With cascading crises casting a pall over the proceedings at this year’s United Nations General Assembly, Slovakian President Zuzana Čaputová had this reminder on the first day of debate: “We cannot save our planet if we leave out the vulnerable — the women, the girls, the minorities.”
But gender parity at the world’s preeminent forum of leaders still seems far out of sight. Eight women are set to speak at the UN General Assembly on Friday. That’s more than double the number — five — of women that spoke across the first three days of the summit.
On Friday, three vice presidents and five prime ministers — including Bangladesh’s Sheikh Hasina and New Zealand’s Jacinda Arden — will take the rostrum or give their address in a prerecorded video.
“As the first female president in the history of my country, the burden of expectation to deliver gender equality is heavier on my shoulder,” said Samia Suluhu Hassan, the president of Tanzania. When it comes to such equality, she said, ”“COVID-19 is threatening to roll back the gains that we have made,”
Hassan was the lone woman to address the General Assembly on Thursday.
Despite those 13 women making up less than 10% of speakers over the first four days, the 13 represent an increase from last year, when just nine women spoke over the course of the session. There are also three more female heads of state or heads of government — 24 — than there were at this point in 2020.
“There can be no democracy, no security and no development without one-half of the humankind,” Estonia President Kersti Kaljulaid said Wednesday, also underscoring women’s vulnerability in society.
The theme of vulnerability has been at the forefront during a week haunted by the ever-looming specters of climate change, coronavirus and conflict. Most of the speeches have taken on the tenor of pleas issued at the precipice, batting away the summit’s theme of “building resiliency through hope.”
Dire predictions were not limited to the General Assembly. At a UN Security Council meeting Thursday, the high-level officials urged stepped-up action to address the security implications of climate change and make global warming a key part of all UN peacekeeping operations. They said warming is making the world less safe, pointing to Africa’s conflict-plagued Sahel region and Syria and Iraq.

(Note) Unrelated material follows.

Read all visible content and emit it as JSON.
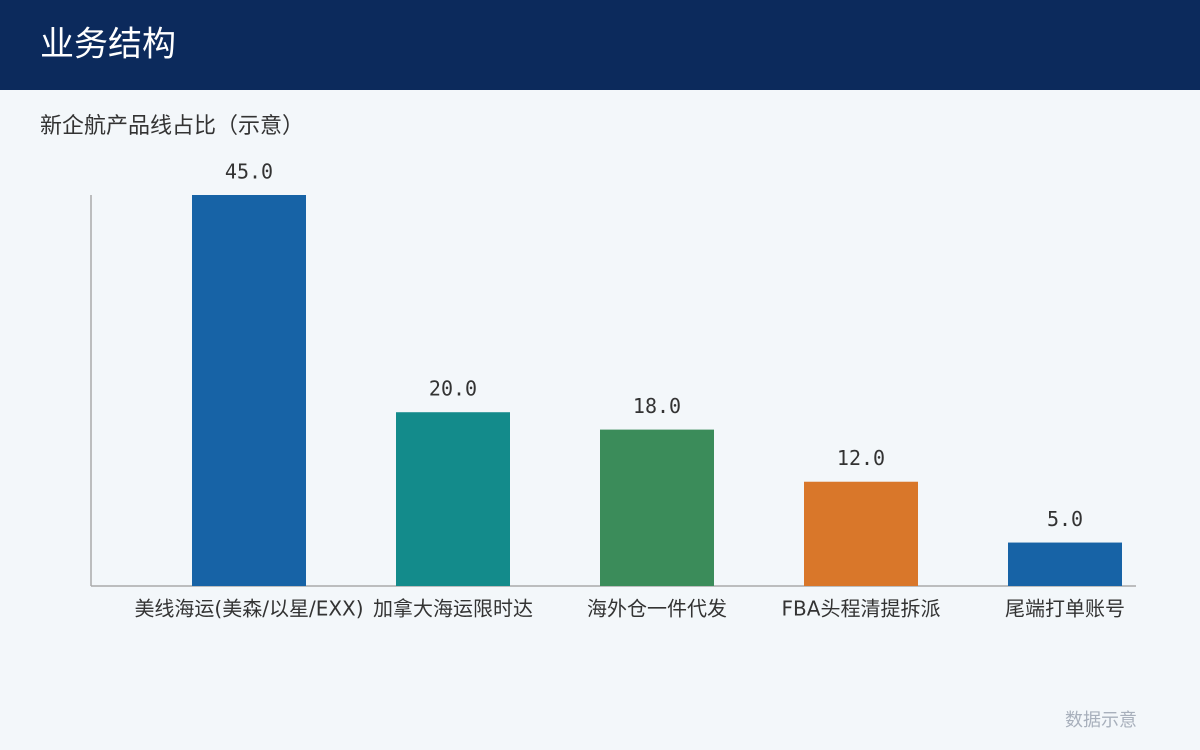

Scores of leaders have already spoken, and many have left New York altogether. But some of the most anticipated countries have yet to deliver their addresses: North Korea, Myanmar and Afghanistan — all perennially but also lately much in the news — are expected to close out the session Monday afternoon.
Friday alone promises fireworks, with a slate of speakers from countries roiled by internal and external conflict.
The president of the ethnically divided Cyprus is scheduled to open the proceedings, soon followed by a Lebanon also riven by internal strife. The morning plenary will also see addresses from Palestinian President Mahmoud Abbas and the prime minister of Armenia, lambasted Thursday in Azerbaijan’s speech in the aftermath of the Nagorno-Karabakh war.
The afternoon will see both Albania and Serbia, perpetually at odds over Kosovo, as well as a Pakistan feeling pressure on its eastern border with India and western border with Afghanistan.
“Their victory has instilled a tremendous hope. It’s a shot in the arm, at a time when we are not even allowed to speak openly,” a former Kashmiri rebel who has fought against India said last week of the Taliban’s ascension in Afghanistan.
Pakistan and India, which goes Saturday, are historically eager users of the “right of reply” function, which allows diplomats to lob polemics defending their countries in response to speeches from unfriendly nations. That window of opportunity opens Friday night, after the leaders’ speeches conclude.